Charslnword

Hyphens

Problem: we want to be able to search for Al-Qabah or Al Qabah and find Al-Qabah OR Al Qabah with either one.

Solution: The default $CHARSINWORD in textload.cfg will work just fine -- it treats - as a word-breaking character. Run the load with that. That means you can search for Al Qabah and find Al-Qabah. Cool. But now if you search for Al-Qabah, you won't find anything. Damn.

So add this to clean_word_pattern in philosubs.pl:

$word =~ s/\-/\+/g;

This strips out hyphens, replacing them with spaces (URL-encoded). The downside is you can no longer distinguish between hyphenated terms and non-hypenated terms, but that is the tradeoff.

Some more stuff

More stuff...

Word Breaking (non-indexing) Unicode Punctuation

Problem: There are Unicode characters that should be treated as word breaking, non-indexed characters, such as « or … or › among others. In textload.cfg, add these to the list @UnicodeWordBreakers.

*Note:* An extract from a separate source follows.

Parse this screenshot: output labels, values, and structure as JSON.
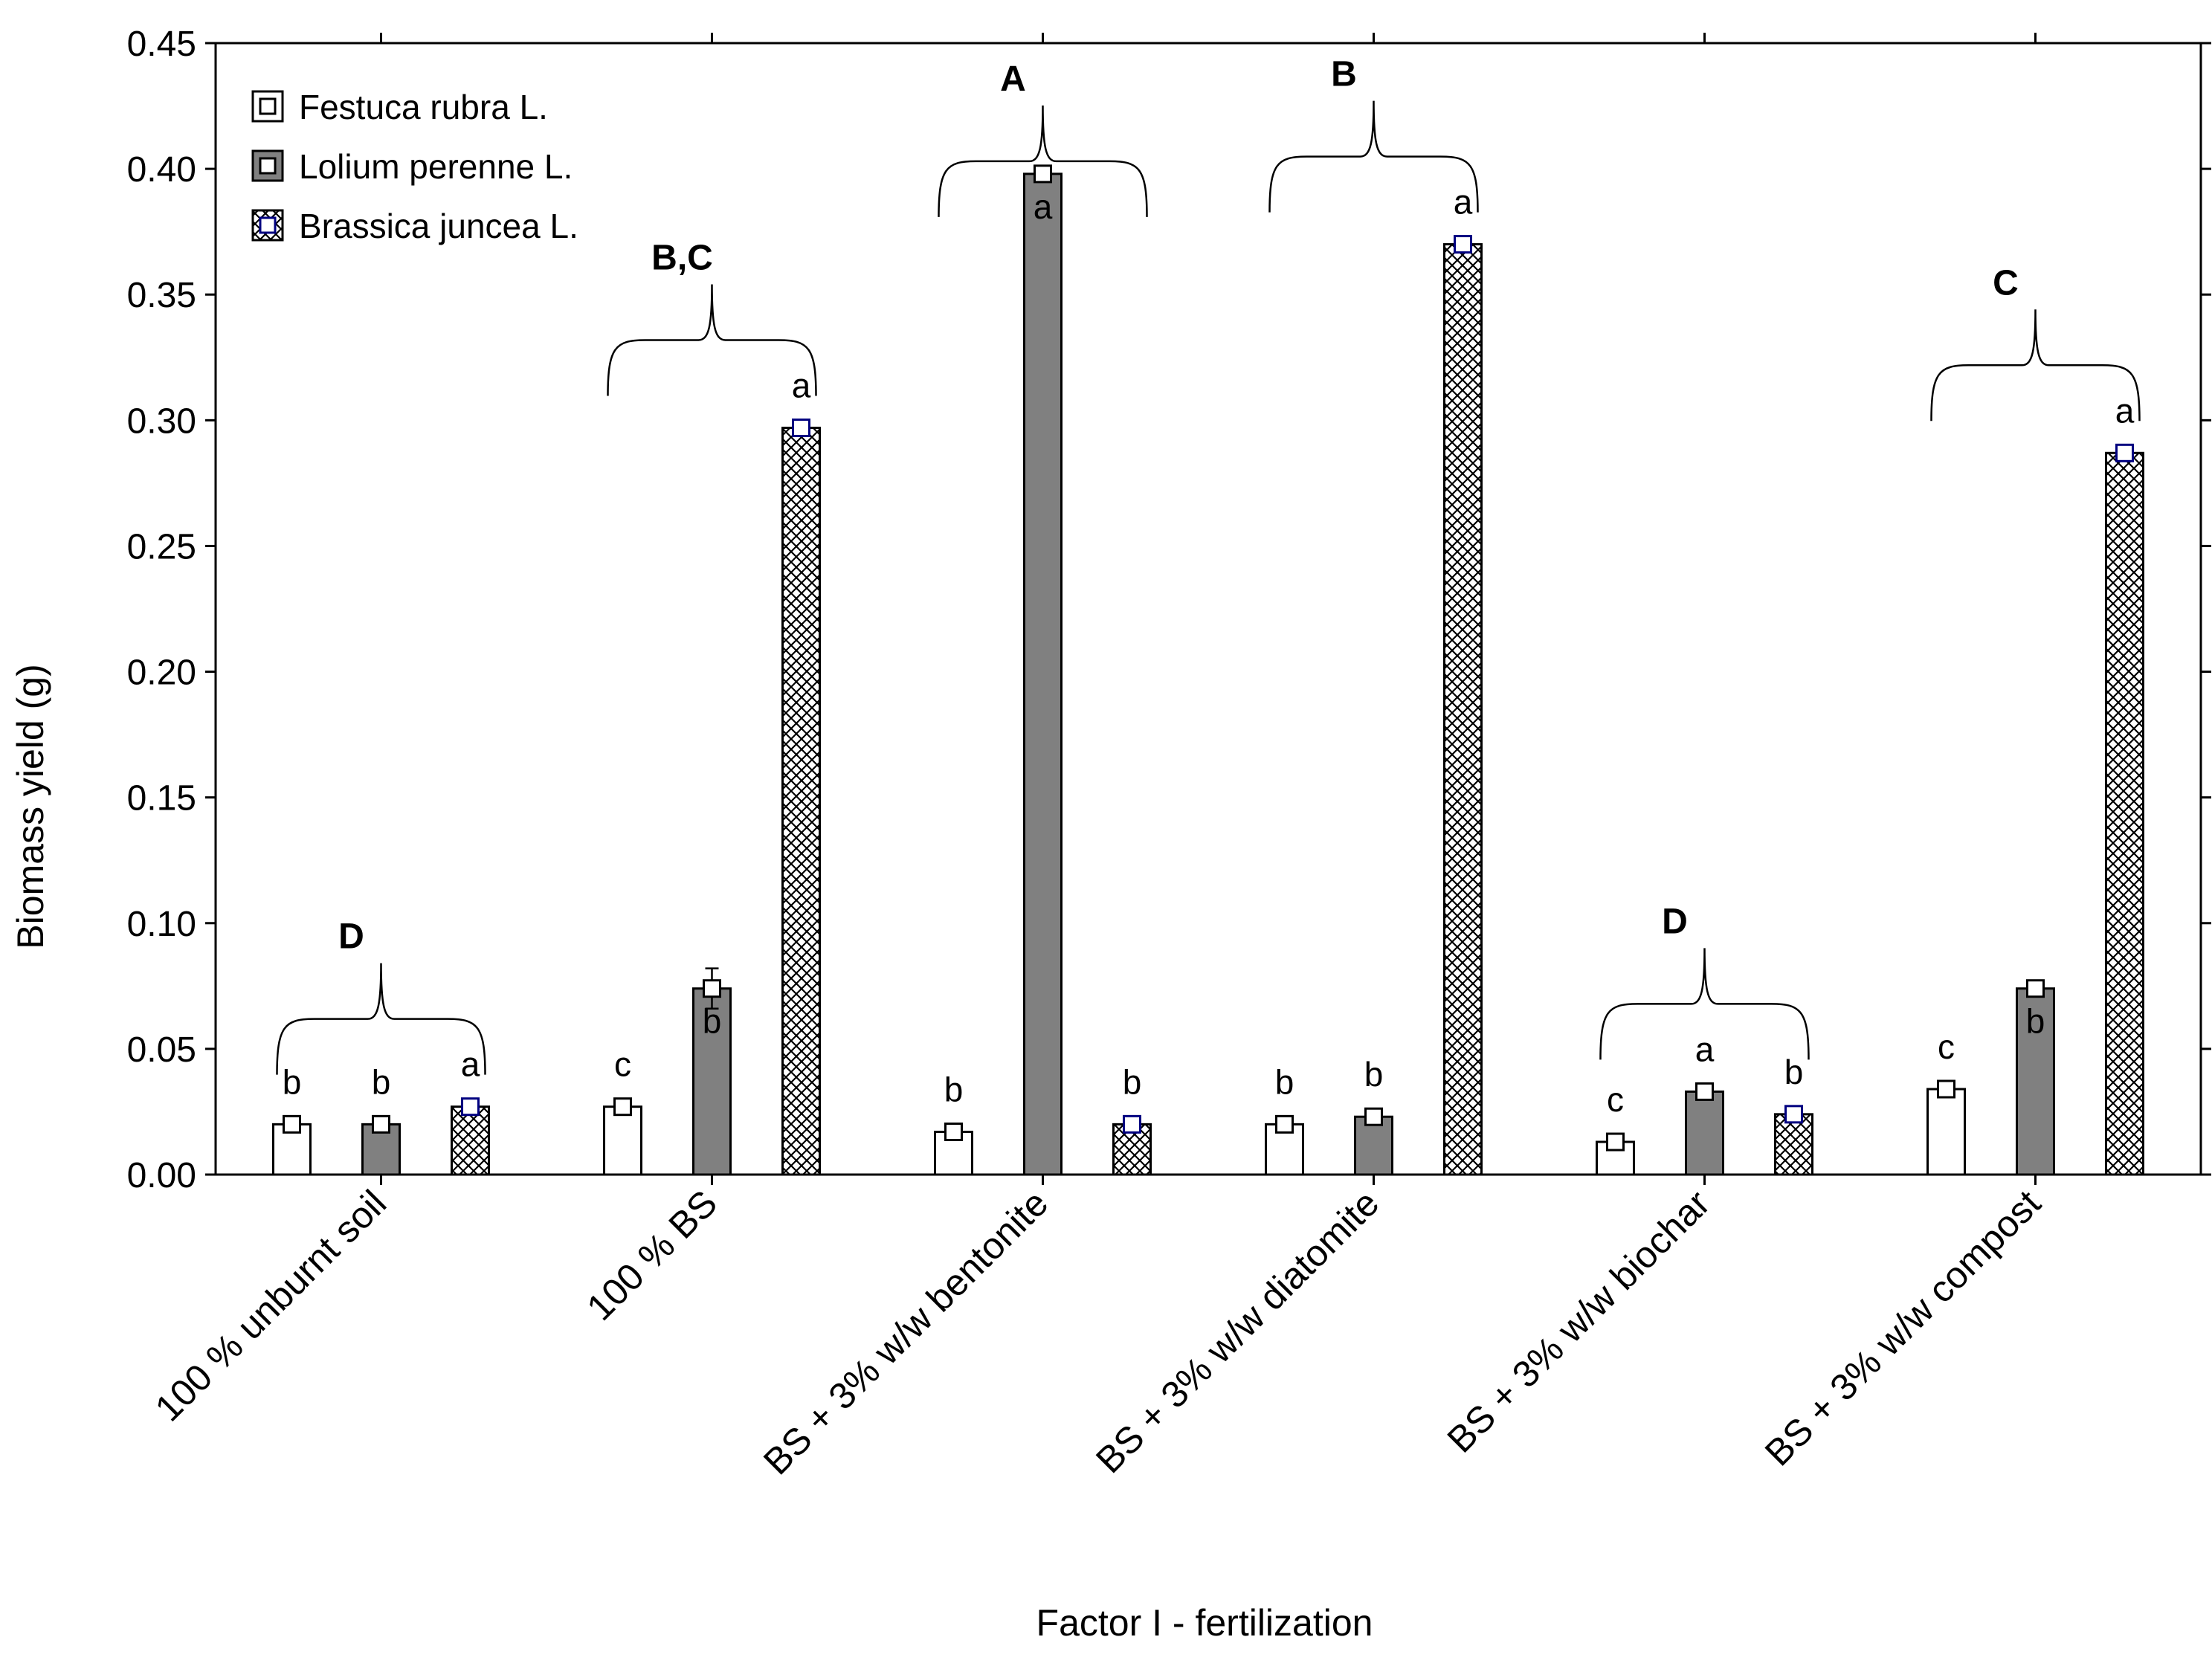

@UnicodeWordBreakers = ('\xe2\x80\x93', # U+2013 – EN DASH

'\xe2\x80\x94', # U+2014 — EM DASH

'\xe2\x80\x98', # U+2018 ‘ LEFT SINGLE QUOTATION

'\xe2\x80\x99', # U+2019 ’ RIGHT SINGLE QUOTATION

'\xe2\x80\x9c', # U+201C “ LEFT DOUBLE QUOTATION

'\xe2\x80\x9d', # U+201D ” RIGHT DOUBLE QUOTATION

'\xe2\x80\xb9', # U+2039 ‹ SINGLE LEFT-POINTING

# ANGLE QUOTATION MARK

'\xe2\x80\xba', # U+203A › SINGLE RIGHT-POINTING

# ANGLE QUOTATION MARK

'\xc2\xab', # «

'\xc2\xbb', # »

'\xe2\x80\xa6' # U+2026 … HORIZONTAL ELLIPSIS

);

Some of these are pesky MS quotes. I'm sure there will be others. The textloader handles a bunch of SGML character ents. I suspect this list will be expanded.

--> A few more to add

'\xce\x87', # U+00B7 ano teleia

'\xe2\x80\xa0', # U+2020 dagger

'\xcd\xbe', # U+037E Greek question mark

Note the great dynamic chart with perl literals:

http://www.utf8-chartable.de/unicode-utf8-table.pl?utf8=string-literal&htmlent=1"

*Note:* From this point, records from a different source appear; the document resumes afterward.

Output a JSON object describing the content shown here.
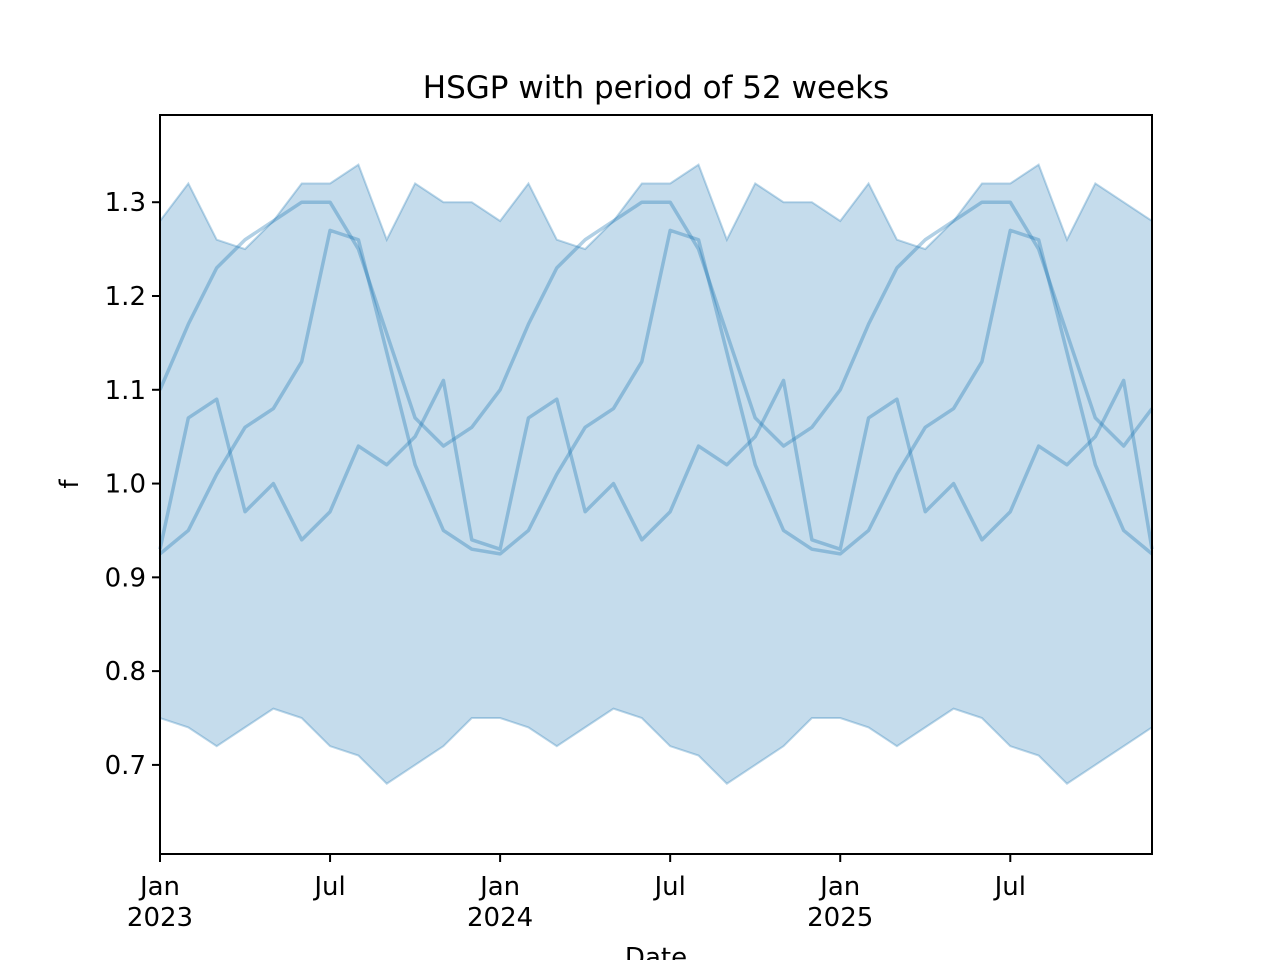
{
  "chart_data": {
    "type": "line",
    "title": "HSGP with period of 52 weeks",
    "x_label": "Date",
    "y_label": "f",
    "x": [
      "2023-01",
      "2023-02",
      "2023-03",
      "2023-04",
      "2023-05",
      "2023-06",
      "2023-07",
      "2023-08",
      "2023-09",
      "2023-10",
      "2023-11",
      "2023-12",
      "2024-01",
      "2024-02",
      "2024-03",
      "2024-04",
      "2024-05",
      "2024-06",
      "2024-07",
      "2024-08",
      "2024-09",
      "2024-10",
      "2024-11",
      "2024-12",
      "2025-01",
      "2025-02",
      "2025-03",
      "2025-04",
      "2025-05",
      "2025-06",
      "2025-07",
      "2025-08",
      "2025-09",
      "2025-10",
      "2025-11",
      "2025-12"
    ],
    "xlim": [
      "2023-01",
      "2025-12"
    ],
    "xticks": [
      {
        "value": "2023-01",
        "label": "Jan\n2023"
      },
      {
        "value": "2023-07",
        "label": "Jul"
      },
      {
        "value": "2024-01",
        "label": "Jan\n2024"
      },
      {
        "value": "2024-07",
        "label": "Jul"
      },
      {
        "value": "2025-01",
        "label": "Jan\n2025"
      },
      {
        "value": "2025-07",
        "label": "Jul"
      }
    ],
    "ylim": [
      0.605,
      1.393
    ],
    "yticks": [
      0.7,
      0.8,
      0.9,
      {
        "value": 1,
        "label": "1.0"
      },
      1.1,
      1.2,
      1.3
    ],
    "band": {
      "color": "#1f77b4",
      "upper": [
        1.28,
        1.32,
        1.26,
        1.25,
        1.28,
        1.32,
        1.32,
        1.34,
        1.26,
        1.32,
        1.3,
        1.3,
        1.28,
        1.32,
        1.26,
        1.25,
        1.28,
        1.32,
        1.32,
        1.34,
        1.26,
        1.32,
        1.3,
        1.3,
        1.28,
        1.32,
        1.26,
        1.25,
        1.28,
        1.32,
        1.32,
        1.34,
        1.26,
        1.32,
        1.3,
        1.28
      ],
      "lower": [
        0.75,
        0.74,
        0.72,
        0.74,
        0.76,
        0.75,
        0.72,
        0.71,
        0.68,
        0.7,
        0.72,
        0.75,
        0.75,
        0.74,
        0.72,
        0.74,
        0.76,
        0.75,
        0.72,
        0.71,
        0.68,
        0.7,
        0.72,
        0.75,
        0.75,
        0.74,
        0.72,
        0.74,
        0.76,
        0.75,
        0.72,
        0.71,
        0.68,
        0.7,
        0.72,
        0.74
      ]
    },
    "series": [
      {
        "color": "#1f77b4",
        "values": [
          1.1,
          1.17,
          1.23,
          1.26,
          1.28,
          1.3,
          1.3,
          1.25,
          1.16,
          1.07,
          1.04,
          1.06,
          1.1,
          1.17,
          1.23,
          1.26,
          1.28,
          1.3,
          1.3,
          1.25,
          1.16,
          1.07,
          1.04,
          1.06,
          1.1,
          1.17,
          1.23,
          1.26,
          1.28,
          1.3,
          1.3,
          1.25,
          1.16,
          1.07,
          1.04,
          1.08
        ]
      },
      {
        "color": "#1f77b4",
        "values": [
          0.925,
          0.95,
          1.01,
          1.06,
          1.08,
          1.13,
          1.27,
          1.26,
          1.14,
          1.02,
          0.95,
          0.93,
          0.925,
          0.95,
          1.01,
          1.06,
          1.08,
          1.13,
          1.27,
          1.26,
          1.14,
          1.02,
          0.95,
          0.93,
          0.925,
          0.95,
          1.01,
          1.06,
          1.08,
          1.13,
          1.27,
          1.26,
          1.14,
          1.02,
          0.95,
          0.925
        ]
      },
      {
        "color": "#1f77b4",
        "values": [
          0.93,
          1.07,
          1.09,
          0.97,
          1.0,
          0.94,
          0.97,
          1.04,
          1.02,
          1.05,
          1.11,
          0.94,
          0.93,
          1.07,
          1.09,
          0.97,
          1.0,
          0.94,
          0.97,
          1.04,
          1.02,
          1.05,
          1.11,
          0.94,
          0.93,
          1.07,
          1.09,
          0.97,
          1.0,
          0.94,
          0.97,
          1.04,
          1.02,
          1.05,
          1.11,
          0.93
        ]
      }
    ]
  }
}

WARNING for non-standard $charsinword setting

We've hacked a custom warning into philoload that will alert you if your $charsinword variable is not set to the standard, so you dont end up doing a bunch of loads with the wrong setting. This may be included in a future release. See CharsinwordWarning.